When a woman arrives at a hospital or clinic, she is not treated until her family pays up front for any necessary medication. The clinics do not have pharmacies and a family member will be told what medication the woman needs and be sent to purchase it before treatment can begin.
Generators are used only for storage. Mid-wives work by flashlight or candlelight. There is no power for refrigeration to store blood donations or to run incubators for premature babies.
Cultural practices make it even more difficult for women. It is common for girls to marry as young as 13. Unicef estimates that 7% of girls under the age of 15 are already married and mothers. Most of the women of the region have undergone female mutilation.
Aissato Sanha is spending the last few weeks of her high risk pregnancy in a bed near the surgery room. Her room is filled with women in labor. She tells the nurse she is 18, but the nurse believes she is probably 15. Her water breaks early in the morning and she goes into labor. By the next day her baby is no closer to being born and the hospital director determines that she needs a Cesarean section for her and the baby to survive. But first her mother must go to the pharmacy to buy the necessary medications. When Aissato’s son is finally born he is missing part of a leg and his fingers are webbed. One eye socket is completely obscured by a cleft palate and his head is abnormally large. The massive deformaties were not discovered during the pregnancy because ultrasounds are not part of pre-natal care in this region. The baby will go home with the family, but in many cases, severely deformed babies are neglected and die.

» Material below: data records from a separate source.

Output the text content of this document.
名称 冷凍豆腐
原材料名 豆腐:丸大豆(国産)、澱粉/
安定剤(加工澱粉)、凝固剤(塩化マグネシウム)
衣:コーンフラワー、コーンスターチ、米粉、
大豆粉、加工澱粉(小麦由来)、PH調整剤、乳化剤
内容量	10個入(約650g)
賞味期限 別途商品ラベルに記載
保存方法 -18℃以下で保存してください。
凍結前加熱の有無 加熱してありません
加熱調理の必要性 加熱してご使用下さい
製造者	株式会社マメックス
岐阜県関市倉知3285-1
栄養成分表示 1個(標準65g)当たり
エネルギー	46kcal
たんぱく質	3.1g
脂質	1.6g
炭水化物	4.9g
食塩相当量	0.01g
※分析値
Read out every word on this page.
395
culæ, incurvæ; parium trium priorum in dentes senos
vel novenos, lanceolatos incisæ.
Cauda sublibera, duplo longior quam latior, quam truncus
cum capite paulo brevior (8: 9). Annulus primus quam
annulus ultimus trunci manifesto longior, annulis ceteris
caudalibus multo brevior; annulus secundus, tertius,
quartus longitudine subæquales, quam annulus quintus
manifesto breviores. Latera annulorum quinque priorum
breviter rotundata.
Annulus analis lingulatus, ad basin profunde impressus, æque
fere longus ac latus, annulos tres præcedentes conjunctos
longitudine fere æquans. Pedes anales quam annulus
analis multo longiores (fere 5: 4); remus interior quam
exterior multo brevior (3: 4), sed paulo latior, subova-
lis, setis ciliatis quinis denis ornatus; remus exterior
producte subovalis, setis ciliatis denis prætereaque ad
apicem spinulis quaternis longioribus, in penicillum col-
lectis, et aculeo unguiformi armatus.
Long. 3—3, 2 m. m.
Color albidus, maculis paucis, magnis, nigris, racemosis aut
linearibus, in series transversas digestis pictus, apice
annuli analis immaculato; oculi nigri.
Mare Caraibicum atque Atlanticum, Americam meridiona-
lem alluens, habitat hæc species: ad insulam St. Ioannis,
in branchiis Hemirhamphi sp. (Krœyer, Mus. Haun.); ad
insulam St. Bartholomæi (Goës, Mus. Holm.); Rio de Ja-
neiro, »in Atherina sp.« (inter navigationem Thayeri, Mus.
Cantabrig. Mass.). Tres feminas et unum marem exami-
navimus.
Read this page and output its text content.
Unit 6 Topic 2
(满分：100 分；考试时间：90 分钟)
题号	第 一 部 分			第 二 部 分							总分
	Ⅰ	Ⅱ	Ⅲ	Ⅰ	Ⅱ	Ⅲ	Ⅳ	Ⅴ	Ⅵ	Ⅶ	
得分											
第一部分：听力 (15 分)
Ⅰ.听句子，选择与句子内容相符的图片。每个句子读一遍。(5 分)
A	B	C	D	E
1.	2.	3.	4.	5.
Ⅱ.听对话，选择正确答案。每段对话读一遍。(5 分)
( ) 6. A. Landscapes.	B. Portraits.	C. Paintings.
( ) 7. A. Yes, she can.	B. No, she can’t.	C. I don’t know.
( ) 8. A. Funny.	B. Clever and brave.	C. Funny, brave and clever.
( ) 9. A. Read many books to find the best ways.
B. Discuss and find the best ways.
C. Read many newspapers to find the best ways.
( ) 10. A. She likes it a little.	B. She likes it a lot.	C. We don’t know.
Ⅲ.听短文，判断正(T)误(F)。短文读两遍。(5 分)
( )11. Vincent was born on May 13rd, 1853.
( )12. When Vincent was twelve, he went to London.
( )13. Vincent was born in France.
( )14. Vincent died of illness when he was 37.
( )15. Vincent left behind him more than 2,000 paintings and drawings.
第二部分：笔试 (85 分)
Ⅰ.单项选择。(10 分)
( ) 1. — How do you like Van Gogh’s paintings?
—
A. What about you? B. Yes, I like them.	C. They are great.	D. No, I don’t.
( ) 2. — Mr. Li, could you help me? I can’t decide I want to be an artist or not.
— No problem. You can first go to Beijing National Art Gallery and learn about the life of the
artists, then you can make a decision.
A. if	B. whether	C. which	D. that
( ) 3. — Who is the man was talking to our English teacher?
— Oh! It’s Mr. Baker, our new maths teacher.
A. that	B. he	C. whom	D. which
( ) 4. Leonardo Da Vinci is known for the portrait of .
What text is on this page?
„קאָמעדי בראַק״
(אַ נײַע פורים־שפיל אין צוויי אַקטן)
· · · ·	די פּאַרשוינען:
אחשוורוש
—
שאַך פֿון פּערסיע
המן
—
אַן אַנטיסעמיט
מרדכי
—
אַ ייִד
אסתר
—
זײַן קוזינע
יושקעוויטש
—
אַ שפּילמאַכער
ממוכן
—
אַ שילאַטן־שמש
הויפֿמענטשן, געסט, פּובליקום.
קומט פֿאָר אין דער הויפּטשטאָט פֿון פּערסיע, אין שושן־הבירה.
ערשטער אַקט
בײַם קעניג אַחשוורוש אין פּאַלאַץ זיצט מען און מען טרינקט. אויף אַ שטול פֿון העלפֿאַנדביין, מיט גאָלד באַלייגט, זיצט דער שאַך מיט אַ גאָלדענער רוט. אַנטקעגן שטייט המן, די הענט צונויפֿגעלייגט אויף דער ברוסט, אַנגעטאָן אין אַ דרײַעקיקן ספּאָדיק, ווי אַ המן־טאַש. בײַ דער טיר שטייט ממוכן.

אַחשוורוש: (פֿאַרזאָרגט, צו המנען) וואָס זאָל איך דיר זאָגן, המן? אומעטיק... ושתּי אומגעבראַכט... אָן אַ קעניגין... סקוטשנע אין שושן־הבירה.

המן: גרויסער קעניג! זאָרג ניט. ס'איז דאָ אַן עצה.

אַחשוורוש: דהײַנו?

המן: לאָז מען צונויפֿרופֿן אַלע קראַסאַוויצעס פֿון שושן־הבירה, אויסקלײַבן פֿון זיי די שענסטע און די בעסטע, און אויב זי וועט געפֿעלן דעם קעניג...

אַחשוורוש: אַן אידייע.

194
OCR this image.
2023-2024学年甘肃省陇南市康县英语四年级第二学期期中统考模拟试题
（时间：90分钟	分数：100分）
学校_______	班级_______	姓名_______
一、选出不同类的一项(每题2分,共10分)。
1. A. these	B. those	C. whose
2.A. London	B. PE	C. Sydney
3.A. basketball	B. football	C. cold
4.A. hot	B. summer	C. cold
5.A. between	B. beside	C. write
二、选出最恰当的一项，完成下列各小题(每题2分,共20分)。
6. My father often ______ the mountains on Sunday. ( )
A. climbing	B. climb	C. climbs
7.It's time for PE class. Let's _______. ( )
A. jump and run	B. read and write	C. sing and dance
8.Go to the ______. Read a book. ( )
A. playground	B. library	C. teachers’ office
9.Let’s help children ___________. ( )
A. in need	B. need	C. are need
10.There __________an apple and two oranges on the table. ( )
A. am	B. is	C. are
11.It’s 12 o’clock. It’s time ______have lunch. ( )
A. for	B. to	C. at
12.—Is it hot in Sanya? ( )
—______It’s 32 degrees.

Fatumata Djau stayed home to give birth to her fourth child. The placenta does not deliver normally and hours later she is at a maternity ward, losing a lot of blood. Her brother is sent to buy medicine to stop the bleeding, but comes back with the wrong one. He goes off to the pharmacy again, while his sister continues to hemorrhage. Fatumata goes into convulsions and cardiac arrest. CPR fails. She leaves behind 4 daughters and a 75 year old husband.
Outreach teams operated by Catholic Relief Services have helped cut the mortality rate in the past two decades by going into remote villages and determining which women have high risk pregnancies and providing training for mid-wives. However, the one thing they won’t do is provide birth control education. Women in remote villages don’t know there is such a thing as birth control. They grow up knowing they will probably have many more children than they can care for and will more than likely die in childbirth. Remember, young girls are given to older men in arranged marriages. They do not have legal, political or financial power. They are subjugated to men.
For some reason many people equate “population control” or even birth control with “extermination”. The world is over-populated. Thousands of people die every day from starvation and lack of clean drinking water. Is it humane to allow this to continue? Isn’t it more humane to help women control their reproductive lives so they don’t die? So they don’t have to watch their children die?
We should all support the effort to bring birth control to third world countries. Lives depend on it.